Unfortunately, while smoky skies are prevalent, this is no time for cardiovascular exercise. An increase of breathing and heart rate will increase inhalation of smoke, along with its negative side-effects. When traveling outdoors wearing a mask will help prevent fine particles from entering your airways. So, get some extra use out of the N95 mask you have laying around, from back in the pandemic days!

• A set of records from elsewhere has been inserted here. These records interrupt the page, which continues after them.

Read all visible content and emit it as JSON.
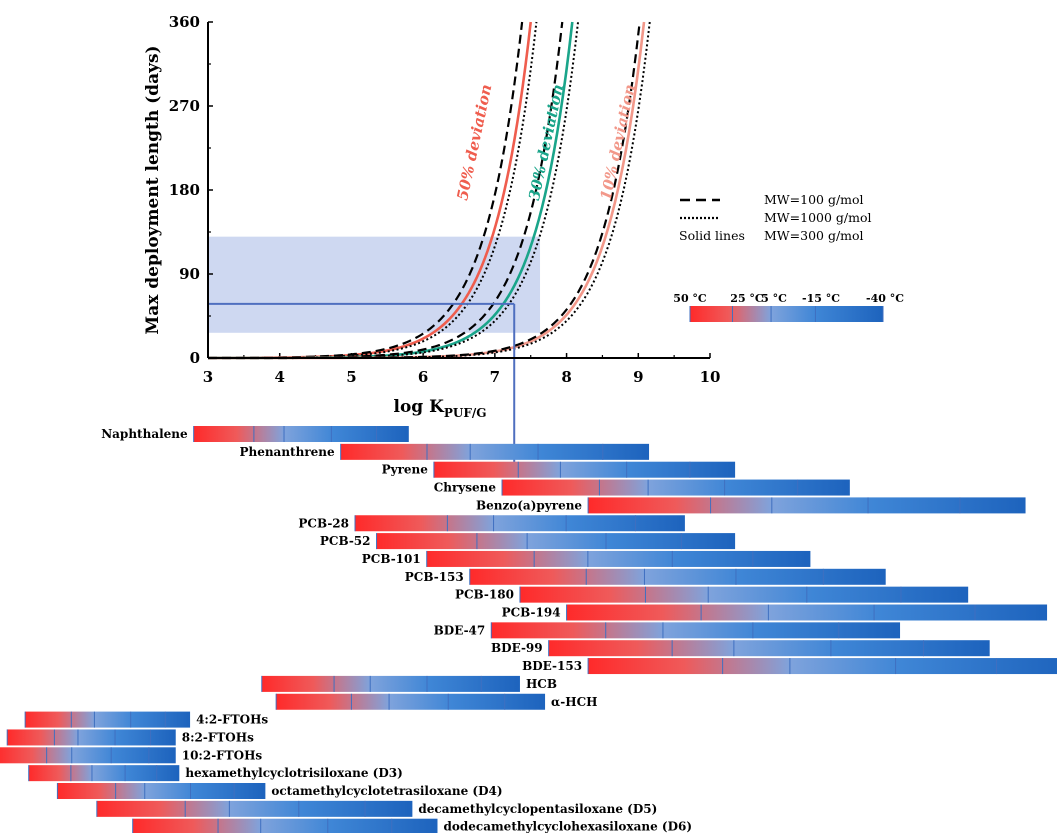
{
  "chart_data": {
    "type": "line",
    "xlabel": "log K",
    "xlabel_sub": "PUF/G",
    "ylabel": "Max deployment length (days)",
    "xlim": [
      3,
      10
    ],
    "ylim": [
      0,
      360
    ],
    "x_ticks": [
      "3",
      "4",
      "5",
      "6",
      "7",
      "8",
      "9",
      "10"
    ],
    "y_ticks": [
      "0",
      "90",
      "180",
      "270",
      "360"
    ],
    "deviation_labels": [
      {
        "text": "50% deviation",
        "color": "#ef5d4e",
        "x": 6.95,
        "y": 230
      },
      {
        "text": "30% deviation",
        "color": "#1aa58a",
        "x": 7.95,
        "y": 230
      },
      {
        "text": "10% deviation",
        "color": "#f2988a",
        "x": 8.95,
        "y": 230
      }
    ],
    "series": [
      {
        "deviation": "50%",
        "color": "#ef5d4e",
        "log_k_at_360_days": [
          7.38,
          7.5,
          7.58
        ]
      },
      {
        "deviation": "30%",
        "color": "#1aa58a",
        "log_k_at_360_days": [
          7.94,
          8.08,
          8.16
        ]
      },
      {
        "deviation": "10%",
        "color": "#f2988a",
        "log_k_at_360_days": [
          9.02,
          9.08,
          9.16
        ]
      }
    ],
    "legend": {
      "placement": "right",
      "entries": [
        {
          "style": "dashed",
          "label": "MW=100 g/mol"
        },
        {
          "style": "dotted",
          "label": "MW=1000 g/mol"
        },
        {
          "style": "solid",
          "key": "Solid lines",
          "label": "MW=300 g/mol"
        }
      ]
    },
    "shaded_band": {
      "y_range": [
        27,
        130
      ],
      "x_max": 7.63,
      "color": "#c5d1ee"
    },
    "guide": {
      "y": 58,
      "x_end": 7.27,
      "color": "#4f6fbf"
    },
    "temperature_scale": {
      "labels": [
        "50 °C",
        "25 °C",
        "5 °C",
        "-15 °C",
        "-40 °C"
      ],
      "gradient": [
        "#ff2a2a",
        "#ef5a5a",
        "#7fa3dc",
        "#3f86d6",
        "#1d63bd"
      ]
    },
    "compound_ranges": [
      {
        "name": "Naphthalene",
        "range": [
          2.8,
          5.8
        ],
        "label_side": "left"
      },
      {
        "name": "Phenanthrene",
        "range": [
          4.85,
          9.15
        ],
        "label_side": "left"
      },
      {
        "name": "Pyrene",
        "range": [
          6.15,
          10.35
        ],
        "label_side": "left"
      },
      {
        "name": "Chrysene",
        "range": [
          7.1,
          11.95
        ],
        "label_side": "left"
      },
      {
        "name": "Benzo(a)pyrene",
        "range": [
          8.3,
          14.4
        ],
        "label_side": "left"
      },
      {
        "name": "PCB-28",
        "range": [
          5.05,
          9.65
        ],
        "label_side": "left"
      },
      {
        "name": "PCB-52",
        "range": [
          5.35,
          10.35
        ],
        "label_side": "left"
      },
      {
        "name": "PCB-101",
        "range": [
          6.05,
          11.4
        ],
        "label_side": "left"
      },
      {
        "name": "PCB-153",
        "range": [
          6.65,
          12.45
        ],
        "label_side": "left"
      },
      {
        "name": "PCB-180",
        "range": [
          7.35,
          13.6
        ],
        "label_side": "left"
      },
      {
        "name": "PCB-194",
        "range": [
          8.0,
          14.7
        ],
        "label_side": "left"
      },
      {
        "name": "BDE-47",
        "range": [
          6.95,
          12.65
        ],
        "label_side": "left"
      },
      {
        "name": "BDE-99",
        "range": [
          7.75,
          13.9
        ],
        "label_side": "left"
      },
      {
        "name": "BDE-153",
        "range": [
          8.3,
          15.0
        ],
        "label_side": "left"
      },
      {
        "name": "HCB",
        "range": [
          3.75,
          7.35
        ],
        "label_side": "right"
      },
      {
        "name": "α-HCH",
        "range": [
          3.95,
          7.7
        ],
        "label_side": "right"
      },
      {
        "name": "4:2-FTOHs",
        "range": [
          0.45,
          2.75
        ],
        "label_side": "right"
      },
      {
        "name": "8:2-FTOHs",
        "range": [
          0.2,
          2.55
        ],
        "label_side": "right"
      },
      {
        "name": "10:2-FTOHs",
        "range": [
          0.05,
          2.55
        ],
        "label_side": "right"
      },
      {
        "name": "hexamethylcyclotrisiloxane (D3)",
        "range": [
          0.5,
          2.6
        ],
        "label_side": "right"
      },
      {
        "name": "octamethylcyclotetrasiloxane (D4)",
        "range": [
          0.9,
          3.8
        ],
        "label_side": "right"
      },
      {
        "name": "decamethylcyclopentasiloxane (D5)",
        "range": [
          1.45,
          5.85
        ],
        "label_side": "right"
      },
      {
        "name": "dodecamethylcyclohexasiloxane (D6)",
        "range": [
          1.95,
          6.2
        ],
        "label_side": "right"
      }
    ]
  }
}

With the twofold threat of fine particles and gaseous contaminants, air purifying systems with multiple cleaning stages are best. HEPA filters would capture particles, while carbon filters would adsorb the acrid odors and gases. If you don’t know where to begin looking for your ideal air purifier, we have a few recommendations for you listed below:
- A wonderful unit for industrial smoke purification is the Amaircare 4000 VOC with HEPA and Carbon Canister Air Wash Filtration System. This heavy duty system covers 18,000 ft3 and targets particulate matter along with gases such as VOCs and odors. It uses a 16” HEPA filter and a second filter with 7 lbs of carbon.
- Another powerful unit, great for the home or office is the Austin Air HealthMate Plus HEPA Air Purifier. With a 4 stage air filtration system, covering 1500 sq feet, it efficiently filters gas. And is perfect for the average household within a smoke affected region.
- The Airpura UV614 is a safe option for those with compromised immune systems. It has a UV germicidal lamp that sterilizes antigens, pathogens and mold spores! Along with, HEPA filters that trap particles as small as 0.1 microns and 18 lbs of carbon. Effective up to 2000 sq ft, this is a great unit for those who are extremely susceptible to the negative side effects of breathing smoke.
The smoke that is produced with wildfires in these dry summer months is alarming. Not only has it hindered summer vacation plans but the quality of the lives of people in affected regions. Wildfire smoke, with its fine particles and harmful gases, poses a health threat. The respiratory function of all who breathe smoke, even in short exposures, will experience irritation and decreased performance. Remember to protect your airways by wearing masks outside and keep your lungs healthy with quality air purification systems indoors.